For a state budget with a hole that’s now $15.7 billion — $6.5 billion worse than the problem estimated by Gov. Jerry Brown In January – California is in great shape.
At least that’s the impression from reading the Democratic governor’s portrayal of his revised budget plan, released May 14.
The spending plan protects education and public safety, Brown says in his press release. Public schools are slated to receive $5.2 billion more than the governor proposed giving them in January.
Years of cuts in funding for schools and community colleges are reversed, the Democratic governor says, noting that money for public schools and community colleges would jump by $17.3 billion over the next four years.

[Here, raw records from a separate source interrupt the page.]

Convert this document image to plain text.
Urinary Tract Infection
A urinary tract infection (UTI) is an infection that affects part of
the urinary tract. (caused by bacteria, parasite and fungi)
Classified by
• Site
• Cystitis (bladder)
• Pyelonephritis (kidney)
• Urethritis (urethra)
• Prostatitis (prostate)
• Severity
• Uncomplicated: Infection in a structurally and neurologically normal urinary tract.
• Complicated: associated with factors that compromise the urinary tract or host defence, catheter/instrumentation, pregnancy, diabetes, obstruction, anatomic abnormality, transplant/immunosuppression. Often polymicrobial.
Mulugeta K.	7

The budget also “keeps higher education affordable for low-income students” and makes government “more efficient and less costly,” Brown says.
“The revised May budget slashes spending in almost every part of government, but proposes a 16 percent increase in funding for K-12 education, subject to voter approval,” Brown’s press release says.
Voter approval, of course, is the rub.
If Californians don’t increase their own taxes in November, as Brown wants them to, none of them above happens.
Unless voters approve a measure Brown is trying to qualify for the ballot that would increase taxes on the state’s higher earners for seven years and boost the sales tax for every Californian by a quarter-cent for four years, schools will see a reduction, not an increase.
Brown stressed this point in a YouTube video May 12.
And he reiterated it at his Capitol press conference unveiling the new spending plan.
”Cutting alone really doesn’t do it,” Brown told reporters May 14. “Please,” he implored voters, “increase taxes temporarily on the most affluent and everyone else with a quarter of a cent sales tax. I think it’s reasonable. I think it’s fair.”
But it’s not until Page 7 of the revised budget’s 94-page summary that Brown reveals that any “good” in his budget plan is contingent on higher taxes.
More than half of his budget solution — $8.5 billion – is premised on voters approving the November tax increase measure.
Of the $17.3 billion more for public schools and community colleges, $12.7 billion only materializes if Californians agree to increase their taxes this fall.
And, if they don’t, Page 9 lays out the consequences.
Rather than a 16 percent increase for schools and community colleges, their funding will be reduced by $5.5 billion – a $700 million higher reduction than proposed in the governor’s January proposal.
Similarly, the University of California and the California State University system would see cuts of $250 million each — $200 million in January – if the tax measure is not approved.
Under Brown, UC and CSU have already had their funding reduced by $750 million over the past two years.
“As education spending accounts for 53 percent of general fund spending and the May Revision substantially increases K – 14 spending and protects the University of California and California State University from deeper cuts, schools and universities would be the most affected with the additional revenues,” Brown notes.
Irrespective of whether the tax proposal wins at the polls, Brown still would reduce spending for Medi-Cal, the state’s health program fro the poor, by $1.2 – up form $842 million in January. Much of the increase, some $150 million, comes from reducing supplemental payments to private hospitals and ending grants to public hospitals.